Quanto è lontano il 2007, sembra passata un’Era da quando, quattro anni fa, l’ex ministro dell’Economia e delle Finanze, Tommaso Padoa Schioppa (scomparso quasi un anno fa) bollò i giovani italiani con il poco felice appellativo di ‘bamboccioni’, attirandosi così non poche critiche bipartisan. L’idea di partenza era quella di spronare le nuove leve a darsi da fare, di non stare a casetta con mamma e papà in attesa del lavoro migliore.
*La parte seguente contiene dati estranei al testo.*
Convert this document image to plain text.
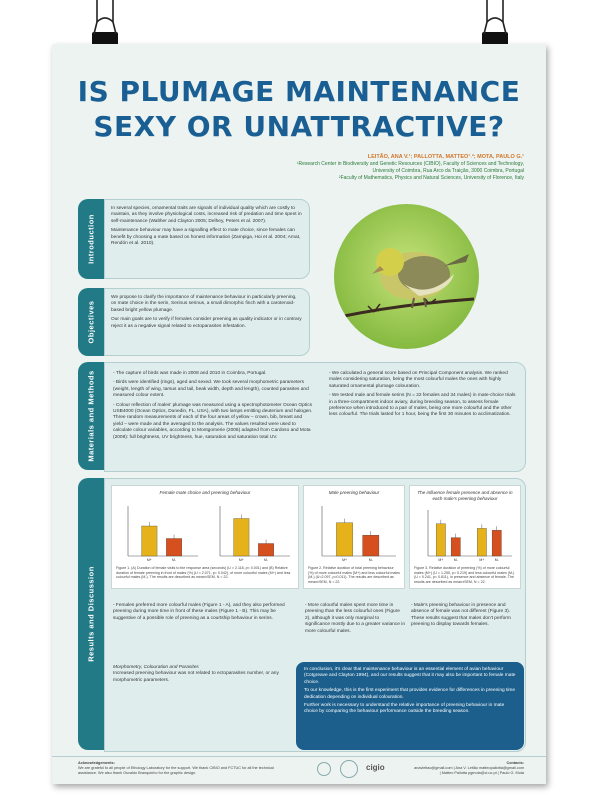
IS PLUMAGE MAINTENANCE
SEXY OR UNATTRACTIVE?
LEITÃO, ANA V.¹; PALLOTTA, MATTEO¹˒²; MOTA, PAULO G.¹
¹Research Center in Biodiversity and Genetic Resources (CIBIO), Faculty of Sciences and Technology,
University of Coimbra, Rua Arco da Traição, 3000 Coimbra, Portugal
²Faculty of Mathematics, Physics and Natural Sciences, University of Florence, Italy
Introduction

In several species, ornamental traits are signals of individual quality which are costly to maintain, as they involve physiological costs, increased risk of predation and time spent in self-maintenance (Walther and Clayton 2005; Delhey, Peters et al. 2007).

Maintenance behaviour may have a signalling effect to mate choice, since females can benefit by choosing a mate based on honest information (Zampiga, Hoi et al. 2004; Amat, Rendón et al. 2010).

Objectives

We propose to clarify the importance of maintenance behaviour in particularly preening, on mate choice in the serin, Serinus serinus, a small dimorphic finch with a carotenoid-based bright yellow plumage.

Our main goals are to verify if females consider preening as quality indicator or in contrary reject it as a negative signal related to ectoparasites infestation.

Materials and Methods	- The capture of birds was made in 2008 and 2010 in Coimbra, Portugal.

- Birds were identified (rings), aged and sexed. We took several morphometric parameters (weight, length of wing, tarsus and tail, beak width, depth and length), counted parasites and measured colour extent.

- Colour reflection of males' plumage was measured using a spectrophotometer Ocean Optics USB4000 (Ocean Optics, Dunedin, FL, USA), with two lamps emitting deuterium and halogen. Three random measurements of each of the four areas of yellow – crown, bib, breast and yield – were made and the averaged to the analysis. The values resulted were used to calculate colour variables, according to Montgomerie (2006) adapted from Cardoso and Mota (2008): full brightness, UV brightness, hue, saturation and saturation total UV.

- We calculated a general score based on Principal Component analysis. We ranked males considering saturation, being the most colourful males the ones with highly saturated ornamental plumage colouration.

- We tested male and female serins (N = 22 females and 34 males) in mate-choice trials in a three-compartment indoor aviary, during breeding season, to assess female preference when introduced to a pair of males, being one more colourful and the other less colourful. The trials lasted for 1 hour, being the first 30 minutes to acclimatization.

Results and Discussion
Female mate choice and preening behaviour
M+	M-	M+	M-
Figure 1. (A) Duration of female visits to the response area (seconds) (U = 2.118, p< 0.001) and (B) Relative duration of female preening in front of males (%) (U = 2.071, p= 0.042), of more colourful males (M+) and less colourful males (M-). The results are described as mean±SEM, N = 22.
Male preening behaviour
M+	M-
Figure 2. Relative duration of total preening behaviour (%) of more colourful males (M+) and less colourful males (M-) (U=2.097, p=0.011). The results are described as mean±SEM, N = 22.
The influence female presence and absence in each male's preening behaviour
M+	M-	M+	M-
Figure 3. Relative duration of preening (%) of more colourful males (M+) (U = 1.255, p= 0.219) and less colourful males (M-) (U = 0.241, p= 0.811), in presence and absence of female. The results are described as mean±SEM, N = 22.
- Females preferred more colourful males (Figure 1 - A), and they also performed preening during more time in front of these males (Figure 1 - B). This may be suggestive of a possible role of preening as a courtship behaviour in serins.
- More colourful males spent more time in preening than the less colourful ones (Figure 2), although it was only marginal to significance mostly due to a greater variance in more colourful males.
- Male's preening behaviour in presence and absence of female was not different (Figure 3). These results suggest that males don't perform preening to display towards females.
Morphometry, Colouration and Parasites
Increased preening behaviour was not related to ectoparasites number, or any morphometric parameters.

In conclusion, it's clear that maintenance behaviour is an essential element of avian behaviour (Cotgreave and Clayton 1994), and our results suggest that it may also be important to female mate choice.

To our knowledge, this is the first experiment that provides evidence for differences in preening time dedication depending on individual colouration.

Further work is necessary to understand the relative importance of preening behaviour in mate choice by comparing the behaviour performance outside the breeding season.

Acknowledgements:
We are grateful to all people of Ethology Laboratory for the support. We thank CIBIO and FCTUC for all the technical assistance. We also thank Osvaldo Branquinho for the graphic design.
Contacts:
anavleitao@gmail.com | Ana V. Leitão matteopallotta@gmail.com | Matteo Pallotta pgmota@ci.uc.pt | Paulo G. Mota
cigio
Ebbene, quei bamboccioni oggi sono cresciuti. Vivono ancora dai genitori, magari con moglie e figlio a carico. Sono i “non più giovani”, quelli nati negli anni ’70, cresciuti nei meravigliosi anni ’80 e catapultati, loro malgrado, nel nuovo millennio del Bel Paese. Ragazzi che hanno visto il crollo del muro di Berlino e il dolorosissimo trapasso dalla prima alla seconda Repubblica. Molti di loro si ritrovano in mano il ‘pezzo di carta’ (straccia), sono passati per stage, contratti di apprendistato e co.co.co., vivono con un sogno sigillato in un cassetto. Non gli è stato fornito il grimaldello della Speranza. Trentacinquenni e quarantenni che la gavetta l’hanno fatta e continuano a farla. Disillusi e rassegnati, affidano i ‘curricula’ alla Rete, alle agenzie interinali, al Collocamento, sapendo che se non hai una ‘spintarella’ in Italia non vai da nessuna parte. Le donne si presentano ai colloqui di lavoro sapendo già di provocare l’orticaria, perché la gravidanza è un pericolo, una peste bubbonica. Sono i figli di una rassegnazione a tempo indeterminato.
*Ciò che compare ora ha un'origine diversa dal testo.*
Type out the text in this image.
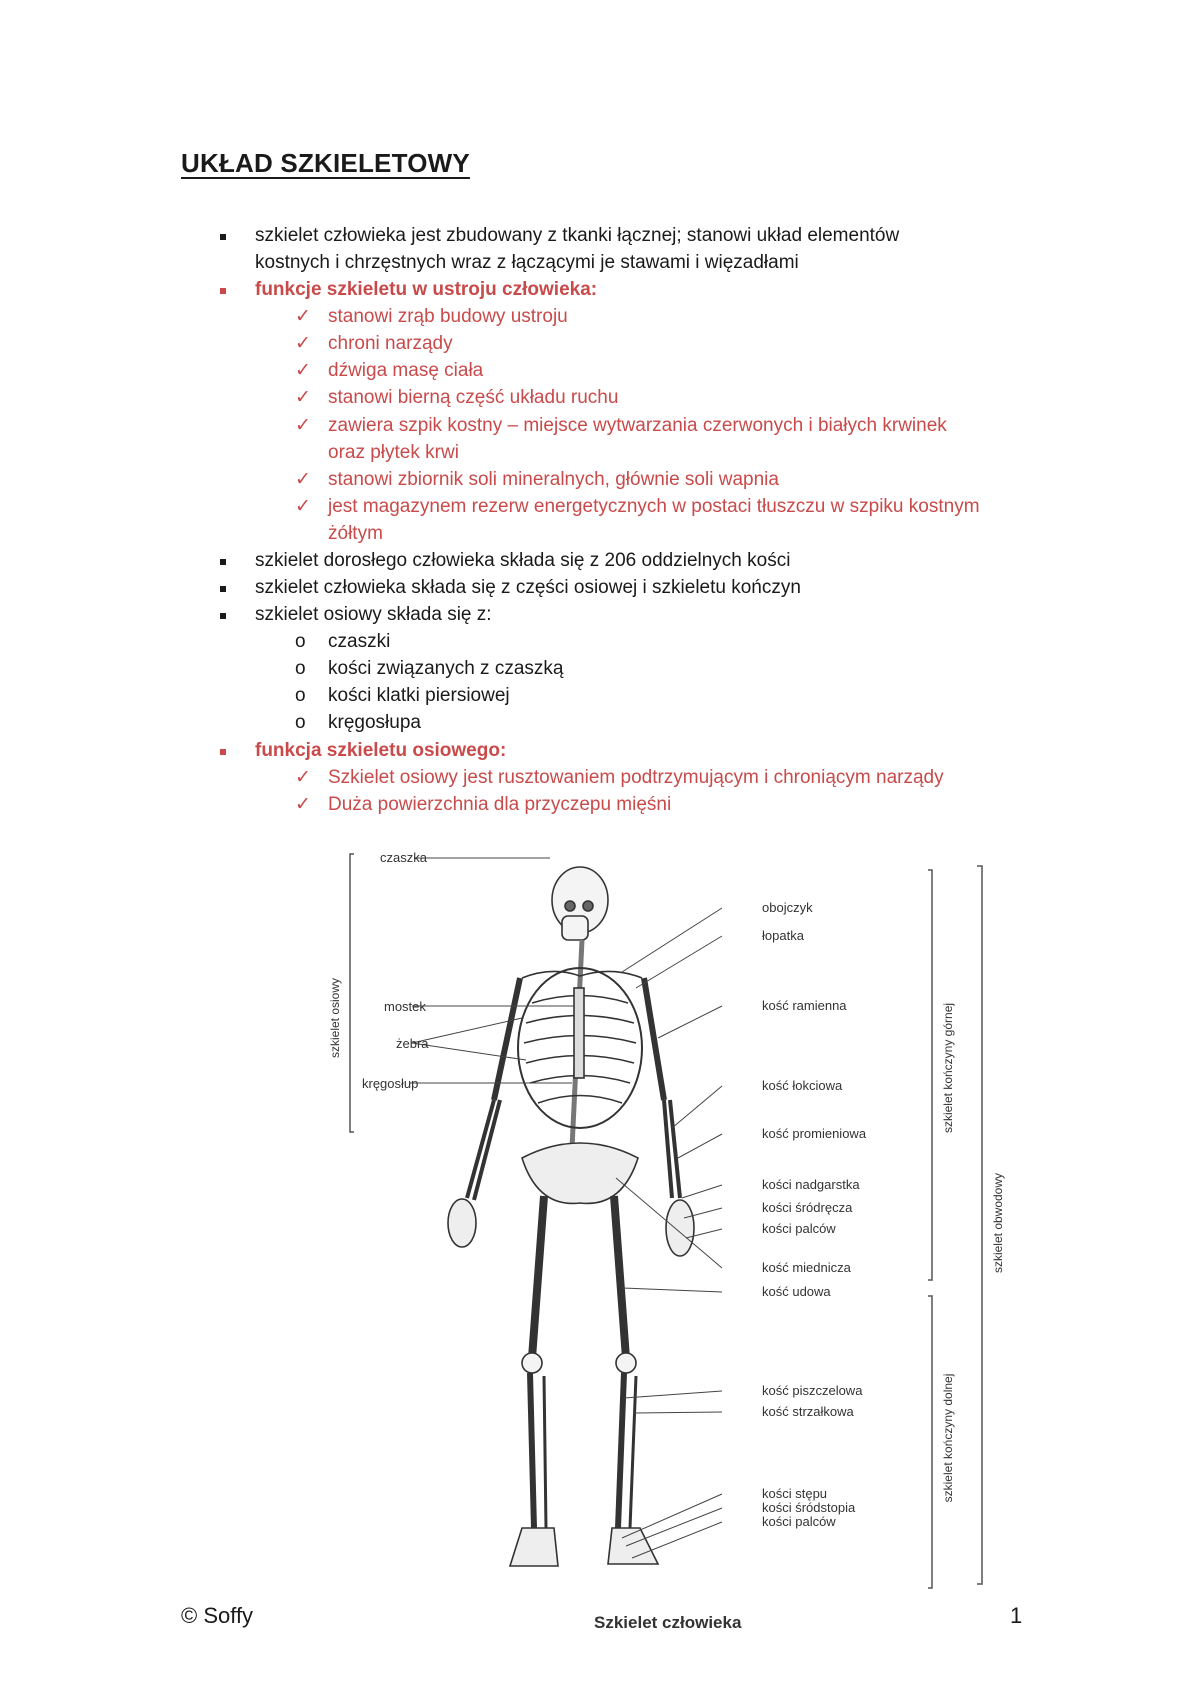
UKŁAD SZKIELETOWY
szkielet człowieka jest zbudowany z tkanki łącznej; stanowi układ elementów
kostnych i chrzęstnych wraz z łączącymi je stawami i więzadłami
funkcje szkieletu w ustroju człowieka:
✓ stanowi zrąb budowy ustroju
✓ chroni narządy
✓ dźwiga masę ciała
✓ stanowi bierną część układu ruchu
✓ zawiera szpik kostny – miejsce wytwarzania czerwonych i białych krwinek
oraz płytek krwi
✓ stanowi zbiornik soli mineralnych, głównie soli wapnia
✓ jest magazynem rezerw energetycznych w postaci tłuszczu w szpiku kostnym
żółtym
szkielet dorosłego człowieka składa się z 206 oddzielnych kości
szkielet człowieka składa się z części osiowej i szkieletu kończyn
szkielet osiowy składa się z:
o czaszki
o kości związanych z czaszką
o kości klatki piersiowej
o kręgosłupa
funkcja szkieletu osiowego:
✓ Szkielet osiowy jest rusztowaniem podtrzymującym i chroniącym narządy
✓ Duża powierzchnia dla przyczepu mięśni
szkielet osiowy	szkielet kończyny górnej
szkielet kończyny dolnej
szkielet obwodowy
czaszka
mostek
żebra
kręgosłup
obojczyk
łopatka
kość ramienna
kość łokciowa
kość promieniowa
kości nadgarstka
kości śródręcza
kości palców
kość miednicza
kość udowa
kość piszczelowa
kość strzałkowa
kości stępu
kości śródstopia
kości palców
Szkielet człowieka
© Soffy	1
Generazione troppo vecchia per gridarlo in piazza. L’indignazione si mettono a digrignarla tra i denti, con le mani giunte, come un’orazione da sussurrare. E allora è anche e soprattutto a questi giovani adulti che lo Stato ‘deve’ qualcosa. No, non solo risposte. A questi figli di un’Italia maltrattata il futuro di speranza deve essere garantito. Una promessa, un graffito sui muri che il vento (e le chiacchiere) non possono scalfire. E’ l’ultima occasione da dare ai padri e le madri di famiglia che hanno scelto questo Paese per vivere e morire. Del resto, una nazione che non cresce invecchia dentro.
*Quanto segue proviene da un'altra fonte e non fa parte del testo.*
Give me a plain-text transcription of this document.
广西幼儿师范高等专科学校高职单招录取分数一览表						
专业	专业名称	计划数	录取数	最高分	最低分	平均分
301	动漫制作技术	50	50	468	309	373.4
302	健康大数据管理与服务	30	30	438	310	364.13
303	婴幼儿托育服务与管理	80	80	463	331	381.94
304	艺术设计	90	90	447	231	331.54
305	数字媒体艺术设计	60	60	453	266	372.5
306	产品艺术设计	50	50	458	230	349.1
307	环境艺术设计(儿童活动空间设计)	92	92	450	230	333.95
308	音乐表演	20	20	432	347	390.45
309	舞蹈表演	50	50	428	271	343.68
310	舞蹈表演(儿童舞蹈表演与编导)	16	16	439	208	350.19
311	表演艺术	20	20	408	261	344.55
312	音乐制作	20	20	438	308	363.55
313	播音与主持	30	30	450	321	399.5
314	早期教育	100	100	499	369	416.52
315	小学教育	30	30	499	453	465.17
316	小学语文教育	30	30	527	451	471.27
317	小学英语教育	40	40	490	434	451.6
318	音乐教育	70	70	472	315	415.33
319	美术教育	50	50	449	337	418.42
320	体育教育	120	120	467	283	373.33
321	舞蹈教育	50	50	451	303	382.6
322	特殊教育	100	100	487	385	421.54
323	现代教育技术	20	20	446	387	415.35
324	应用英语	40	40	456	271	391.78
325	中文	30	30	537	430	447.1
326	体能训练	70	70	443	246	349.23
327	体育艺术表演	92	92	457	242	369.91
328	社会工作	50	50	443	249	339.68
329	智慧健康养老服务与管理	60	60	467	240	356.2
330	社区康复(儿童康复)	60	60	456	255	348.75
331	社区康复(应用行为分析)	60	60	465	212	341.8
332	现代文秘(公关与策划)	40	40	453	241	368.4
Verso molti di loro lo Stato ha colpe incalcolabili che si ripercuotono sullo stesso “sistema Paese”. Assistiamo infatti da anni a ‘transumanze’ – di cervelli, competenze, eccellenze, meriti – non più dal Mezzogiorno verso il centro-nord, ma dall’Italia al nord Europa. In fuga da un Paese che non gli piace più, in cui ormai non credono, giovani e meno giovani, laureati o diplomati che siano, praticano da tempo un sport piuttosto diffuso: parlar male del proprio Paese, rinnegandolo quasi. I commenti di certi italiani all’estero fanno venire la pelle d’oca. Senza generalizzare, non tutte le storie sono uguali; qualcuno ha fatto bene a cogliere al volo occasioni che evidentemente in Italia gli sono state negate, ma sputare con violenza inaudita sul piatto dove si è mangiato, salvo poi tornare per le vacanze estive a godersi il mare nostrum e rifare la conta dei disservizi e inefficienze italiane “mentre lì, all’estero, invece funziona tutto”, beh, suscita sentimenti di condanna da mal di pancia patriottici.

Parole come sgravi alle imprese che assumono, aiuti alle giovani coppie, sostegno alle famiglie numerose, flessibilità, opportunità, incentivi al lavoro, riduzione della pressione fiscale, mutui e prestiti agevolati, politiche per la casa – insomma, “sviluppo” – non devono assumere i contorni di un’invocazione, ma i punti cardine sui quali si deve fondare il Governo che verrà.

Alimentare il lumicino della speranza in una crescita del Paese e farlo adesso, prima che sia troppo tardi perché, si diceva, non c’è futuro senza giovani e, ripetiamo, una nazione che non cresce invecchia dentro.